Permian Basin operator Ring Energy Inc., whose forte is the Central Basin Platform (CBP), produced 376,000 boe net during the third quarter, an 80% increase from a year ago and an 11% sequential gain, despite weather issues and delays.

The weather-related issues and delays primarily affected natural gas production, the Midland, TX-based independent said. Ring estimates it lost about 9,000 boe net of production during 3Q2017 related to the issues.

In July the company completed a stock offering with net proceeds of $59.2 million; proceeds are being used to fund an accelerated drilling program.

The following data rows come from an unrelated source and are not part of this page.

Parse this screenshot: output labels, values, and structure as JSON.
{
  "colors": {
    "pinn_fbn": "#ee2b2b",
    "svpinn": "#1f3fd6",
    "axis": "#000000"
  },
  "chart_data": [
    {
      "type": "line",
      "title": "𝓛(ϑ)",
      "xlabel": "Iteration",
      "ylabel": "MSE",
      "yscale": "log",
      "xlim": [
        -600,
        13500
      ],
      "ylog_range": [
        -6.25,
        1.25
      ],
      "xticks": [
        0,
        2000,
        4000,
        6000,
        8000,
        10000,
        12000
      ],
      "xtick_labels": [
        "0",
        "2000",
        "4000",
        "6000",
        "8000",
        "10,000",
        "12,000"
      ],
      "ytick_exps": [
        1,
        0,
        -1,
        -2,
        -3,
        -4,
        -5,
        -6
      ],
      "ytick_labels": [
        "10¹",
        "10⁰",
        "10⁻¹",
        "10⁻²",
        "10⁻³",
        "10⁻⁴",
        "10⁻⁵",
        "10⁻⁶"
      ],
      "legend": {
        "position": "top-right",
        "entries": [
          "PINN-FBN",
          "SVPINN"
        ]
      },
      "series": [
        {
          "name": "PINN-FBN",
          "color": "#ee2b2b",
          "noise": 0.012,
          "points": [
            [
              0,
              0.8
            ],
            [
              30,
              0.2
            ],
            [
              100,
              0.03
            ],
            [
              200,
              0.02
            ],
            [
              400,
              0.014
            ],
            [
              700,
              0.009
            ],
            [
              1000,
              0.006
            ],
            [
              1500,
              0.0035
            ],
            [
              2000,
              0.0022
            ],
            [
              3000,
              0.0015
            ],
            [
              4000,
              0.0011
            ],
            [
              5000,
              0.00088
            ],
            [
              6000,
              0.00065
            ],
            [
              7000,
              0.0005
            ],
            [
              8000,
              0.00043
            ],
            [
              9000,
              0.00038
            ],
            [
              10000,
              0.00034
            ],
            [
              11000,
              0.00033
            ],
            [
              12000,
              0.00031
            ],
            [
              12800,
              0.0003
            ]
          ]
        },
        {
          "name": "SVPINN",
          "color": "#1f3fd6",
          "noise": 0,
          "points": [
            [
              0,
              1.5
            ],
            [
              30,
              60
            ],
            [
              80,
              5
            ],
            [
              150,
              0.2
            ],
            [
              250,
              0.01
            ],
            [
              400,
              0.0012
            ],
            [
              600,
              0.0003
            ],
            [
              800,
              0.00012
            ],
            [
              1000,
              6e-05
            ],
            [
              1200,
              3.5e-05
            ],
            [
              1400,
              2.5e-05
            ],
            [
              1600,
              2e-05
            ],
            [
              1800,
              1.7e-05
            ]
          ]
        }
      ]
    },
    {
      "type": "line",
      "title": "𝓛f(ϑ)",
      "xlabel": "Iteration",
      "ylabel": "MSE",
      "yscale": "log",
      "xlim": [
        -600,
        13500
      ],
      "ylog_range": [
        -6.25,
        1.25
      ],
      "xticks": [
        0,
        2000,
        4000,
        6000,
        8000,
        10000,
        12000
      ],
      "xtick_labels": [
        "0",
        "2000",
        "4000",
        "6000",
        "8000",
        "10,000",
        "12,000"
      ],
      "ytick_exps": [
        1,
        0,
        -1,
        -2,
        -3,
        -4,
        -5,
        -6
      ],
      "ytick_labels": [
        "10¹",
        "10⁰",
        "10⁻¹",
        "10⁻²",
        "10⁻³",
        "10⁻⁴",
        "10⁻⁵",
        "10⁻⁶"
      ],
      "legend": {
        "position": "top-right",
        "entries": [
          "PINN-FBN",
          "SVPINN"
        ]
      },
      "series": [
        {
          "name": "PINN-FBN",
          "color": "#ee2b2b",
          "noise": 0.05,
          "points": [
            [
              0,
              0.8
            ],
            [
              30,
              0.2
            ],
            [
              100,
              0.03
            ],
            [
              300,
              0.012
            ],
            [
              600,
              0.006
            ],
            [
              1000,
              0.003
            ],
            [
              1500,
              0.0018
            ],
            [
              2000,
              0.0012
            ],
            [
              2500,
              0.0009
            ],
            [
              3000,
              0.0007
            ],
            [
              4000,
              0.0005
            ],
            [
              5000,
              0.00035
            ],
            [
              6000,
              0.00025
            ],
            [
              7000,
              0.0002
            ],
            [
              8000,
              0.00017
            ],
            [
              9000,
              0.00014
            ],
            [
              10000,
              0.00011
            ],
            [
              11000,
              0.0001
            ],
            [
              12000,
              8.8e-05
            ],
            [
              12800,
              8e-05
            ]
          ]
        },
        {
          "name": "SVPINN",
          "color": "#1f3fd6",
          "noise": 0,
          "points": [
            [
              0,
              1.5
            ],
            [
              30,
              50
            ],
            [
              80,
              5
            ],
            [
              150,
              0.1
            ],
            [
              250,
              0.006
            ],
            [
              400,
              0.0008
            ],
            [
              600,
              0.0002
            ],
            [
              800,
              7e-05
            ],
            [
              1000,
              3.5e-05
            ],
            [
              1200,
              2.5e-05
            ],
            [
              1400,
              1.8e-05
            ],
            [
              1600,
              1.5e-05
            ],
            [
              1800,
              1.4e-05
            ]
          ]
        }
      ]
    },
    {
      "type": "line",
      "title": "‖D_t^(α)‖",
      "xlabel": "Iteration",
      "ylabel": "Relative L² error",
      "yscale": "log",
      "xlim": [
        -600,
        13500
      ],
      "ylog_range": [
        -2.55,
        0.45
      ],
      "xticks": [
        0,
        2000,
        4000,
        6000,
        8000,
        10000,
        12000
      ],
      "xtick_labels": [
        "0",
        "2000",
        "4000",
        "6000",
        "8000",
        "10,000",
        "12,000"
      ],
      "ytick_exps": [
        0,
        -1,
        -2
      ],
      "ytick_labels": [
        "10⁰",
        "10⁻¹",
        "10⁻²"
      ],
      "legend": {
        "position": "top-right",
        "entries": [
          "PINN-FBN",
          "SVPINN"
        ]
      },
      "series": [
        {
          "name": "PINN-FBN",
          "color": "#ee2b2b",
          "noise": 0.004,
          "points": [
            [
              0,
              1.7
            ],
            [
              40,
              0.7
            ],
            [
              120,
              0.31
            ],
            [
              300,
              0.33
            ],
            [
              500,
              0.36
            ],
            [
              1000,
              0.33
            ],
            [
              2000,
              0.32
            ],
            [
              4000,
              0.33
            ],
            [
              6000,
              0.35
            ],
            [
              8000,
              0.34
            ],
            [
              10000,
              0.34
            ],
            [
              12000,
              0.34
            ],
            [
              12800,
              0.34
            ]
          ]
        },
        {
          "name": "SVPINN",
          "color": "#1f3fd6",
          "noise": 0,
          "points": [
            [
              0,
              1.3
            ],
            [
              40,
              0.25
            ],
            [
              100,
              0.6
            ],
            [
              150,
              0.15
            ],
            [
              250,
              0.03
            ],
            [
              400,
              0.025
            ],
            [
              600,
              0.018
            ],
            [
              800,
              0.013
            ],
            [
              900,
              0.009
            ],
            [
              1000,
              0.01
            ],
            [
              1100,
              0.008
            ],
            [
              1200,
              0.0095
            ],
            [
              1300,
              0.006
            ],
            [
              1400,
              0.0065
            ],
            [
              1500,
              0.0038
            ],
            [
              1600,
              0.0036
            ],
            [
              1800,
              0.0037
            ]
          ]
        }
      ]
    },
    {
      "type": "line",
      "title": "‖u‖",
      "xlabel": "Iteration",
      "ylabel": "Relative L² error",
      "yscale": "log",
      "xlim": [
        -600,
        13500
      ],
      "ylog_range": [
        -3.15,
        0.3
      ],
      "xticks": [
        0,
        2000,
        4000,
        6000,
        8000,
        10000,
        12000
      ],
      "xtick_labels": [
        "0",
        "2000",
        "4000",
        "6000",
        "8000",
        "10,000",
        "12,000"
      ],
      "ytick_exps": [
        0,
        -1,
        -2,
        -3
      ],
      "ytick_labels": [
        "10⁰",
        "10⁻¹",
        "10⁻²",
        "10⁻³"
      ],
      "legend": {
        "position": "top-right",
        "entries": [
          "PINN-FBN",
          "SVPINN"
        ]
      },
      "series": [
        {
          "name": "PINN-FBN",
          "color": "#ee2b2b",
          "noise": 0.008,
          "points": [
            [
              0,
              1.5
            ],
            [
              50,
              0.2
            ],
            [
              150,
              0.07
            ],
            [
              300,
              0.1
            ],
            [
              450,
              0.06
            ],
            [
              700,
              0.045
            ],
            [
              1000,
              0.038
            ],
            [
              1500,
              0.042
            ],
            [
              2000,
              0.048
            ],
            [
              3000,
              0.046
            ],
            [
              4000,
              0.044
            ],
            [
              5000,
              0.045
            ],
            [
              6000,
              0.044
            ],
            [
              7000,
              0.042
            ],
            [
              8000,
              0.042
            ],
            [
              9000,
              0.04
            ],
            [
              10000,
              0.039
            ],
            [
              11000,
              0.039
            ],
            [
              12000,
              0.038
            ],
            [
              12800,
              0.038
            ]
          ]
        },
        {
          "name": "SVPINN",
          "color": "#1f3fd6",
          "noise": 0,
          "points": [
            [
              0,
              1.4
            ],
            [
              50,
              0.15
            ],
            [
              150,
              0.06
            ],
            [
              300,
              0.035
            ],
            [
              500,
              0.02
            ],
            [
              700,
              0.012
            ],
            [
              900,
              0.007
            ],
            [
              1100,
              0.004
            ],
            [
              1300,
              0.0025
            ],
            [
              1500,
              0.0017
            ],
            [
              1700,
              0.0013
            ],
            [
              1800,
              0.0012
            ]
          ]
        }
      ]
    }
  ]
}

“With the completion of our stock offering in July, the company is postured for steady, sustained growth,” CEO Kelly Hoffman said. “The proceeds have allowed us to accelerate our horizontal drilling and development program by adding a second drilling rig in mid-August and continuing our infrastructure improvements on both our Central Basin Platform and Delaware Basin assets. The results are evident based on the consistent production increases quarter over quarter.”

Between July and September, 12 horizontal wells were completed in the CBP, with drilling underway on two more wells. The average gross initial production rate for 17 horizontal wells completed, tested and put into production since Ring began drilling in the formation late last year is 675 boe/d.

In the Delaware sub-basin, Ring also completed and put into production four vertical Cherry Canyon wells during the third quarter.

Overall company production in September averaged 4,345 boe/d net, versus year-ago output of 2,270 boe/d and from 4,110 boe/d in June. The average estimated price received in September was $42.20/boe.

“Subject to market conditions, we plan on continuing a two-rig horizontal drilling program for the foreseeable future,” Hoffman said. “With two rigs operating we estimate we can drill five to six new horizontal wells per month.
Because of tight oilfield service conditions in the active Permian, Ring took steps to ensure it will have no “unnecessary delays” to fracture (frack) and complete horizontal wells now being drilled, he said.

“Beginning mid-October, we have secured the services of a fracking crew dedicated solely to our company. This will basically ensure the company’s ability to execute its drilling and development program without disruption, providing the company and its investors constant, steady growth.”